If your business’s financial performance depends on online sales, you are probably already on the path of looking for stable analytical solutions. They help track data about user actions on your website, evaluate marketing effectiveness, and later make thought-throw decisions about your company’s future. In this article, we will talk about the exact cases where your company needs end-to-end analytics, and where you can succeed with just Google Analytics.
Google Analytics is the most popular and most used web-analytical instrument on the market. Despite the fact that its functionality is somewhat limited, GA can be a great choice for tracking user activity on simple web-pages where complicated marketing mechanics and advertising channels are not involved.
As for end-to-end analytics, it allows you to build attribution to evaluate the “weight” of each of the channels in the conversion chain, follow people’s actions on the website along with tracking their offline activity. All of these lead to unobvious insights about your audience. What are the advantages of each of the options? When do you need end-to-end, and when to consider Google Analytics as the best choice?
Here are some of the advantages of Google Analytics
- Simple integration. Most of the events can be set up using basic improvements in the code of the website or using Google Tag Manager;
- User-friendly interface;
- A large number of options for premade dashboards, for example, with the information about how many people came to your website from each of the channels, how many sessions were registered at certain periods of time, what are the bounce rates and how much time people spend on your website;
- Relatively simple e-commerce section installation, where you would see the information about sales, customer journey, and revenues.

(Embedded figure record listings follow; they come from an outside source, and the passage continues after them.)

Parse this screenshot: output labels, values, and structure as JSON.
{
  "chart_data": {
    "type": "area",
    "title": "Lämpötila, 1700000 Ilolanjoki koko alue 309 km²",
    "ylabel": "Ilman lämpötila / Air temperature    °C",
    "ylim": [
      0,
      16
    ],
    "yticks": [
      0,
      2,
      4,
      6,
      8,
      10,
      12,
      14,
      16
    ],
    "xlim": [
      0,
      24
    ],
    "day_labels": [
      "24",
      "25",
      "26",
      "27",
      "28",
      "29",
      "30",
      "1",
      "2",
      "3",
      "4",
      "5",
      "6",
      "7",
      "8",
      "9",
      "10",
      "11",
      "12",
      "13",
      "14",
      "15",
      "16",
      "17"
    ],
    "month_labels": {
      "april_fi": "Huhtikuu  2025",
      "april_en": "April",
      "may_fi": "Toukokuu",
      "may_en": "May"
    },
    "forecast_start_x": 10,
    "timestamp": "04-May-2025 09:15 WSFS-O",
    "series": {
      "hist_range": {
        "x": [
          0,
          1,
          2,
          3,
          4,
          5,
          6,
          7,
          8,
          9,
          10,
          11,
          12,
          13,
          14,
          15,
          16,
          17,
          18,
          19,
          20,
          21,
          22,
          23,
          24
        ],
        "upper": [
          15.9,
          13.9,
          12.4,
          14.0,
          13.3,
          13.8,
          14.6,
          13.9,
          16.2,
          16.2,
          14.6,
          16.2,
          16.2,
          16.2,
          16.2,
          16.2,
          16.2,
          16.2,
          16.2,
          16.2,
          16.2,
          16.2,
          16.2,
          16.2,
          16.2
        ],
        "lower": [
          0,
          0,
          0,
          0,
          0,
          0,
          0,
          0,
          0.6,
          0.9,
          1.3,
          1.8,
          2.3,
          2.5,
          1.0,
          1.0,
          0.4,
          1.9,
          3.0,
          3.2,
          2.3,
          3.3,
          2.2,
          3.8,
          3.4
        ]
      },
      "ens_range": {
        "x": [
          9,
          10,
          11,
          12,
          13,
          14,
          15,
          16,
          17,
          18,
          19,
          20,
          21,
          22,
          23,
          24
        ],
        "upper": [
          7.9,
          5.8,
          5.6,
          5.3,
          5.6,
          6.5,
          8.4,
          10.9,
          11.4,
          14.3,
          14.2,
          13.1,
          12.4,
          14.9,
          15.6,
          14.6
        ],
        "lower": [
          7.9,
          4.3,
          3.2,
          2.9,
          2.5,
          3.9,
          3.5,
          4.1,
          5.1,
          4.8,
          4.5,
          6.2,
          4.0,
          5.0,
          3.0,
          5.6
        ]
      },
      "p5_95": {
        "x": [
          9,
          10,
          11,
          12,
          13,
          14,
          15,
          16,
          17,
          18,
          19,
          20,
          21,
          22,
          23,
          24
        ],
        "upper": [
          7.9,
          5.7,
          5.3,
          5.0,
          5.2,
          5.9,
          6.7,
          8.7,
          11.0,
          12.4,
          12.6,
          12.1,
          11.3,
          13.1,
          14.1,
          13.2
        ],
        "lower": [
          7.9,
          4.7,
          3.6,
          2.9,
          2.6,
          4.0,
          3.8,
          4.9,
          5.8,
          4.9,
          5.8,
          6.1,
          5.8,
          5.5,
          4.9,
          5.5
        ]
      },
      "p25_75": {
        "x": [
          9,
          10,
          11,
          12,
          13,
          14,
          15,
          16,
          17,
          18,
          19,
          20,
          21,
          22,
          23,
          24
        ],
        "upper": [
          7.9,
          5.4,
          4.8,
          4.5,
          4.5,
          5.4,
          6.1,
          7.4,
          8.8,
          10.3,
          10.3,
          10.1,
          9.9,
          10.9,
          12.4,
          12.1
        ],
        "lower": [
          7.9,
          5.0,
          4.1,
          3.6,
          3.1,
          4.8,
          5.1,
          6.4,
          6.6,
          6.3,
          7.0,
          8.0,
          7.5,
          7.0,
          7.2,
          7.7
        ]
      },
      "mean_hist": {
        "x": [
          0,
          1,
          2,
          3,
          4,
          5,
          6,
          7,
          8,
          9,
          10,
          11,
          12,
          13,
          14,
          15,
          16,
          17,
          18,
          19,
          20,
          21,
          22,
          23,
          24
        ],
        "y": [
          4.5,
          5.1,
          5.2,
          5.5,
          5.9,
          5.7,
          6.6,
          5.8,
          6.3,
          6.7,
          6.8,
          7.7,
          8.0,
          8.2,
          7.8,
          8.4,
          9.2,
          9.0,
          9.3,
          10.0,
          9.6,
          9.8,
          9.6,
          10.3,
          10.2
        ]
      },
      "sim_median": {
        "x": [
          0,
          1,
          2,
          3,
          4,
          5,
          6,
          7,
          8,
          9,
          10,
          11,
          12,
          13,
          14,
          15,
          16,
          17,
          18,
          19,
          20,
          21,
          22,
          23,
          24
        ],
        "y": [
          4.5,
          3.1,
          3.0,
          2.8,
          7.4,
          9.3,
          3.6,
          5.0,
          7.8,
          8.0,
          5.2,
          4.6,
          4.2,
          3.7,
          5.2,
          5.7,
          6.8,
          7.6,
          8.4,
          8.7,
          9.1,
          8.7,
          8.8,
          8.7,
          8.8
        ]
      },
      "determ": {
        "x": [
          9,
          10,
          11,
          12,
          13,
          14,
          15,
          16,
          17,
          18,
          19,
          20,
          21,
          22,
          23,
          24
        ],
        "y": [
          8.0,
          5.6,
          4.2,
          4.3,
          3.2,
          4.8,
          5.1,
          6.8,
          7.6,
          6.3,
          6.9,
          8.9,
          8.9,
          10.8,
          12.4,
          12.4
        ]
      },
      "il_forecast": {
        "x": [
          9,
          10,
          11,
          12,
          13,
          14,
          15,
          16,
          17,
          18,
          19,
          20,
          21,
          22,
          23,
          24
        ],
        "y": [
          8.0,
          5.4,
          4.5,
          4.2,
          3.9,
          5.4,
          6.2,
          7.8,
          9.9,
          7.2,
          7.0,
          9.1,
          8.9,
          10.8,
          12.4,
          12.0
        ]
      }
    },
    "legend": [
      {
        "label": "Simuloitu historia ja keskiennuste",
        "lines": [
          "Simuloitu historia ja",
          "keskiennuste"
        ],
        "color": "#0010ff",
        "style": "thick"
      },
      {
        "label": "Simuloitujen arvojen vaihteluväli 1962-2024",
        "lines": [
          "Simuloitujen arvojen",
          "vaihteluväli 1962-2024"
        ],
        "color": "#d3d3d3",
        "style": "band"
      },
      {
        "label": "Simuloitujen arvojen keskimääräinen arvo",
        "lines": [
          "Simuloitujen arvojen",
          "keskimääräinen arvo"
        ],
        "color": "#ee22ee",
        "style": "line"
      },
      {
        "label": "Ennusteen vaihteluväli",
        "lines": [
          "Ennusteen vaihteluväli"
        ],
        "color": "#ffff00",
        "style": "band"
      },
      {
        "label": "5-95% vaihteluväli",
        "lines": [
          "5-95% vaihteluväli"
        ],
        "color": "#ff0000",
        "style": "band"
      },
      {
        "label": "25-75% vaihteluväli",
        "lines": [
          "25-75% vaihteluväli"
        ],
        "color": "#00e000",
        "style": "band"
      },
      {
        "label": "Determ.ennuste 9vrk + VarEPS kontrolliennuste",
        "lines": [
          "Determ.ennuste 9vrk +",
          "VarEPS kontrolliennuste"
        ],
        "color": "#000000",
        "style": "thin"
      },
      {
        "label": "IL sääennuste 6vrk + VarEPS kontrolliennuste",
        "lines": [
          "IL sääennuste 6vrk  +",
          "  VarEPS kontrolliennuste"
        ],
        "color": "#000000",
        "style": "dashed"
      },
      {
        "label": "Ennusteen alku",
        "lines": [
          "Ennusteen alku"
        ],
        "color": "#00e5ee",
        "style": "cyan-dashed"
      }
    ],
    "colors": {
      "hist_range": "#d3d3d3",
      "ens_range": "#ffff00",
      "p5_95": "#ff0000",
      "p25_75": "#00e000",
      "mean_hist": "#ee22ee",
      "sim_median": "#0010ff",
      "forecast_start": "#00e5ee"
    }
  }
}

When Google Analytics is enough
1. If the only conversion activity on your website is filling in the form, sending in contact details, a simple transaction or a one-click purchase. In this case, you can get away with the correct implementation of Google Analytics or Yandex Metrica’s counters, setting up the targets and tracking it later. Analytical systems will be enough for drawing basic conclusions about your audience and where it comes from.
2. If you only use one traffic channel. The minimum number of channels is the case when Google Analytics is the way to go: you don’t have to evaluate the contribution of each of the channels to the customer journey, thus you don’t need sophisticated analytical mechanisms.
3. If you don’t want to track your client’s offline activities. Google Analytics is a good option if you’re only interested in their direct interaction with the website. GA is the right tool if your business doesn’t imply user behavior analysis on third party platforms or offline activity.
And what happens if the whole process is more complicated? Customer journey consists of multiple consecutive conversions, traffic is coming from several channels, and to interact with clients you use services like CRM, payment widgets, or e-mail? In this case, we recommend considering end-to-end analytics.
You will need end-to-end analytics:
1. If your customer journey requires outside-the-website actions
If your business entails a complicated sales funnel, end-to-end analytics is crucial for the correct estimation of conversion. For example, for an online-story we can highlight the following conversions:
- Registration and authorization;
- Scrolling through product cards;
- Adding to favorites or to trash;
- Several steps of filling in personal information;
- Checkout: adding payment information, applying promo codes, choosing the delivery option and payment methods;
- Confirmation of order via phone call or e-mail.
In this scenario, you use several widgets for payment and newsletters along with CRM. The thing is, that when setting up “basic” analytics, the counters can only be installed on your website. Therefore, user actions away from the website become a blind spot. If you work with newsletters, offline sales, you have third party widgets, for example, payment systems, all of the information about them needed for future analysis will be stored in a united database.
Why can’t you just open analytical systems, apps, CRM and compare the numbers? Well, mostly because you will not be able to connect user IDs from multiple systems and track their actions correctly. End-to-end analytics is there for you when you need to see the same people coherently acting on the website, offline, and in the application.
2. Plenty of marketing channels
Large marketing budgets, various traffic channels, CRM for data collection, and newsletters are the signals to end-to-end analytics implementation. Why?
Before actually purchasing a good or service, your potential clients will see your ads on different marketing platforms. Here comes the question: which of these stages has contributed more to the conversion? The answer is in the attribution model that will be chosen. Where analytical systems only offer standardized versions of attribution models, such as first- and last-click, it can lead to wrong conclusions about channel effectiveness. To estimate each one of them right, you need end-to-end analytics. In Room42 we prefer to build our own custom attribution models.
3. Several marketing mechanics
Your marketing traffic isn’t just the reach or conversion campaigns, but it’s also your remarketing activity. It implies targeted campaigns with a specific audience that has already acted in a certain way: for example, looked at the items or fill in the forms. In this situation, end-to-end analytics will assist in the personalization of advertisements based on a complex set of data about each of the user segments.